A widow in Patna lost her husband, a factory worker, in 2025. He had opened his EPF account years earlier and never filed a nomination. The PF office refused to release the balance to her on the death certificate alone.
She obtained a legal heir certificate from the Tehsildar naming herself and her two children, attached a guardianship order for the younger child, and filed Form 20, Form 10D, and Form 5IF through her husband's last employer. The PF balance and the EDLI lump sum were released, and her widow pension under Form 10D began the following month. The heir certificate was the single document that unlocked everything.

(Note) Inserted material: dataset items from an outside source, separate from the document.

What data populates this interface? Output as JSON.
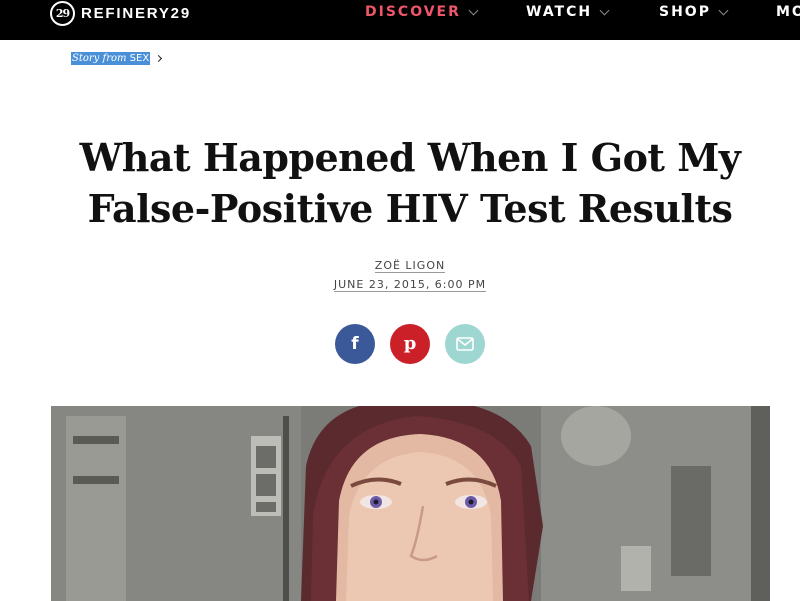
{
  "brand": {
    "name": "REFINERY29",
    "mark": "29"
  },
  "nav": {
    "items": [
      {
        "label": "DISCOVER",
        "active": true
      },
      {
        "label": "WATCH",
        "active": false
      },
      {
        "label": "SHOP",
        "active": false
      },
      {
        "label": "MO",
        "active": false
      }
    ]
  },
  "breadcrumb": {
    "prefix": "Story from ",
    "section": "SEX"
  },
  "article": {
    "title_line1": "What Happened When I Got My",
    "title_line2": "False-Positive HIV Test Results",
    "author": "ZOË LIGON",
    "date": "JUNE 23, 2015, 6:00 PM"
  },
  "share": {
    "facebook": "f",
    "pinterest": "p"
  },
  "icons": {
    "facebook": "facebook-icon",
    "pinterest": "pinterest-icon",
    "email": "email-icon",
    "chevron": "chevron-down-icon"
  },
  "colors": {
    "nav_bg": "#000000",
    "nav_active": "#f0566a",
    "highlight": "#4a90d9",
    "facebook": "#3b5998",
    "pinterest": "#cb2027",
    "email": "#9ed6d2"
  }
}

If the EPF office sits on a complete claim past 30 days, an RTI is the fastest way to force a written answer. Address it to the Public Information Officer of the concerned Regional EPF Office under Section 6(1) of the RTI Act, 2005.
To, The Public Information Officer, Regional Provident Fund Office, [city] Subject: Information under Section 6(1) of the RTI Act, 2005 regarding death claim of [member name], UAN/PF A/c No. [number] Sir/Madam, 1. The present status and date-wise movement of the death claim filed on [date] for the late [member name]. 2. The name and designation of the official handling this claim. 3. If the claim is delayed, the reasons for the delay and the expected date of settlement. 4. Whether interest is payable for the delayed period, and the amount. I enclose the application fee of ₹10 under Section 7(1). If I belong to the BPL category, please treat me as exempt under Section 7(5). Place: __________ Signature: __________ Date: __________ Name and address: __________
If you get no reply in 30 days or an evasive one, file a first appeal under Section 19(1) within 30 days of the deadline. For help drafting, see the RTI practical guides or ask a question at RTI Wiki Ask.

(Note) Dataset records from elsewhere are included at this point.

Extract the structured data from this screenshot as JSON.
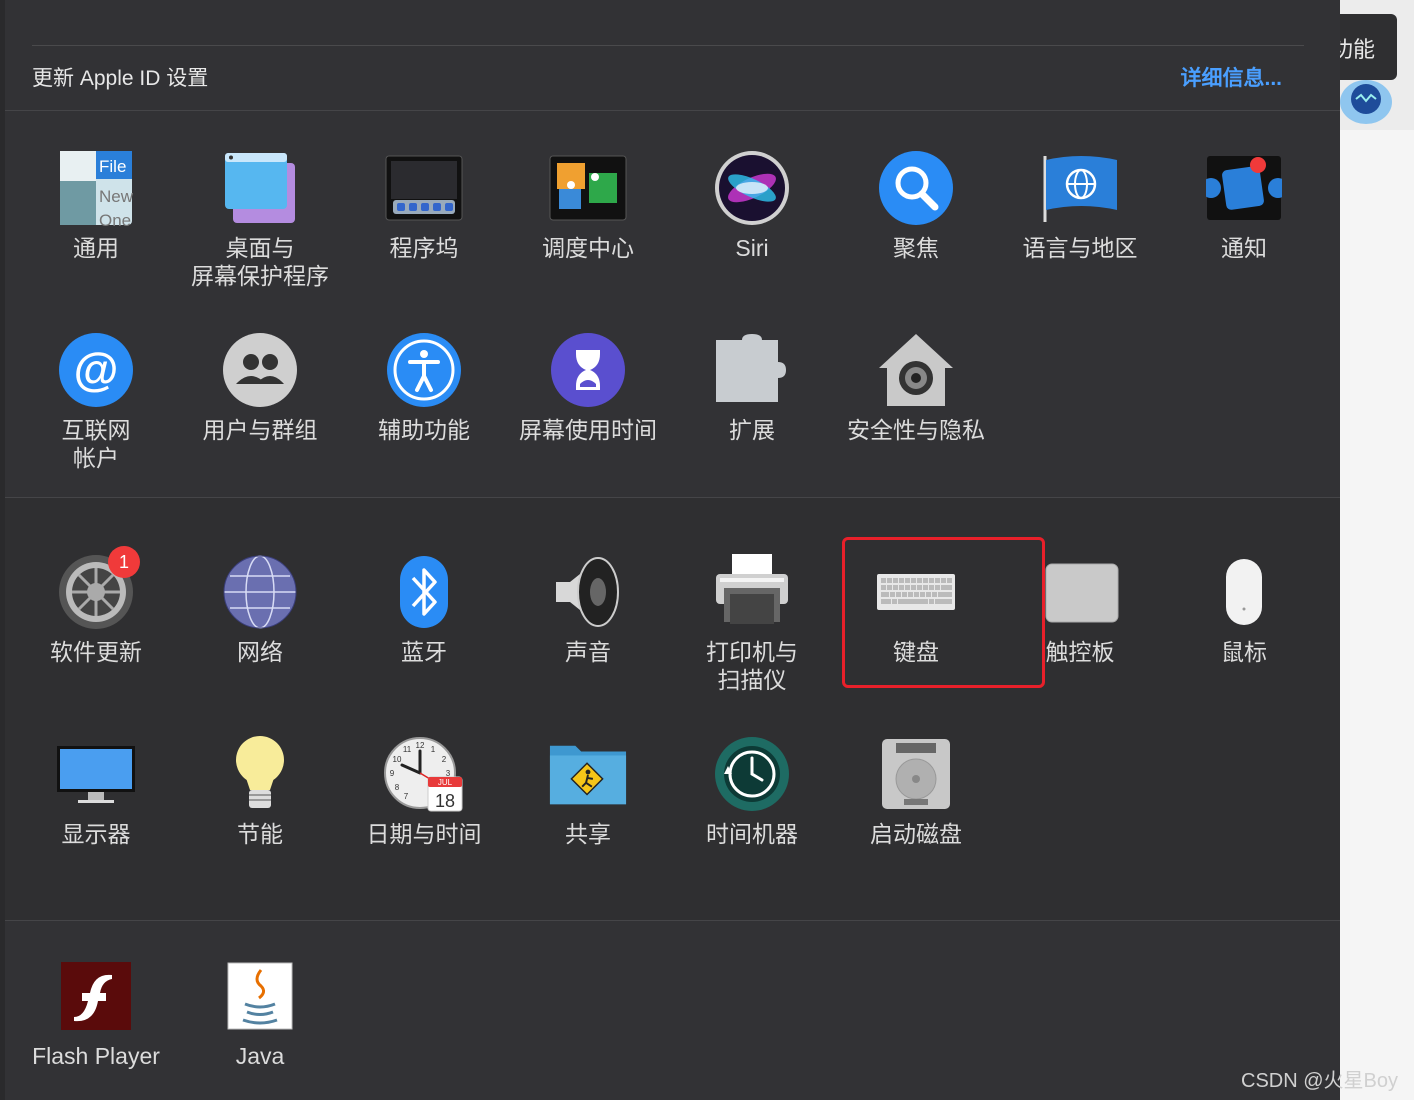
{
  "header": {
    "title": "更新 Apple ID 设置",
    "link": "详细信息..."
  },
  "row1": [
    {
      "label": "通用",
      "icon": "general-icon"
    },
    {
      "label": "桌面与\n屏幕保护程序",
      "icon": "desktop-screensaver-icon"
    },
    {
      "label": "程序坞",
      "icon": "dock-icon"
    },
    {
      "label": "调度中心",
      "icon": "mission-control-icon"
    },
    {
      "label": "Siri",
      "icon": "siri-icon"
    },
    {
      "label": "聚焦",
      "icon": "spotlight-icon"
    },
    {
      "label": "语言与地区",
      "icon": "language-region-icon"
    },
    {
      "label": "通知",
      "icon": "notifications-icon"
    }
  ],
  "row2": [
    {
      "label": "互联网\n帐户",
      "icon": "internet-accounts-icon"
    },
    {
      "label": "用户与群组",
      "icon": "users-groups-icon"
    },
    {
      "label": "辅助功能",
      "icon": "accessibility-icon"
    },
    {
      "label": "屏幕使用时间",
      "icon": "screen-time-icon"
    },
    {
      "label": "扩展",
      "icon": "extensions-icon"
    },
    {
      "label": "安全性与隐私",
      "icon": "security-privacy-icon"
    }
  ],
  "row3": [
    {
      "label": "软件更新",
      "icon": "software-update-icon",
      "badge": "1"
    },
    {
      "label": "网络",
      "icon": "network-icon"
    },
    {
      "label": "蓝牙",
      "icon": "bluetooth-icon"
    },
    {
      "label": "声音",
      "icon": "sound-icon"
    },
    {
      "label": "打印机与\n扫描仪",
      "icon": "printers-scanners-icon"
    },
    {
      "label": "键盘",
      "icon": "keyboard-icon"
    },
    {
      "label": "触控板",
      "icon": "trackpad-icon"
    },
    {
      "label": "鼠标",
      "icon": "mouse-icon"
    }
  ],
  "row4": [
    {
      "label": "显示器",
      "icon": "displays-icon"
    },
    {
      "label": "节能",
      "icon": "energy-saver-icon"
    },
    {
      "label": "日期与时间",
      "icon": "date-time-icon",
      "cal_month": "JUL",
      "cal_day": "18"
    },
    {
      "label": "共享",
      "icon": "sharing-icon"
    },
    {
      "label": "时间机器",
      "icon": "time-machine-icon"
    },
    {
      "label": "启动磁盘",
      "icon": "startup-disk-icon"
    }
  ],
  "row5": [
    {
      "label": "Flash Player",
      "icon": "flash-player-icon"
    },
    {
      "label": "Java",
      "icon": "java-icon"
    }
  ],
  "general_icon_text": [
    "File",
    "New",
    "One"
  ],
  "clock_numbers": [
    "12",
    "11",
    "1",
    "10",
    "2",
    "9",
    "3",
    "8",
    "7"
  ],
  "right_panel": {
    "tab_text": "功能"
  },
  "watermark": "CSDN @火星Boy",
  "colors": {
    "panel_bg": "#323235",
    "link": "#4a9fff",
    "highlight": "#e8202a",
    "badge": "#f03a3a"
  }
}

Form 20 claims the final provident fund settlement. The legal heir files it with a death certificate and a legal heir certificate or succession certificate. To also claim the pension and insurance, file Form 10D and Form 5IF, or use the single Composite Claim Form for death cases.
No. The correct EDLI claim form is Form 5IF, listed on the EPFO “Which Claim Form” page. “Form 51F” is a common misspelling. Use Form 5IF to claim the EDLI lump sum, which ranges from ₹2.5 lakh to ₹7 lakh.
Either may be accepted, depending on your EPF office and state. A legal heir certificate is issued by the Tehsildar or Revenue authority and is quicker. A succession certificate is issued by a civil court and carries more weight for disputed or large claims. Ask your EPF office which it requires.
A complete claim is meant to be settled within 30 days. Death claims involving legal heir verification can take longer because the office checks the heirship document. Interest on the PF balance keeps accruing up to the date of settlement, so the amount does not lose value while you wait.
You must produce a guardianship certificate from a court authorising an adult to receive the minor's share. Without it, the EPFO holds that child's portion. Arrange the guardianship order at the same time as the legal heir certificate to avoid a second delay.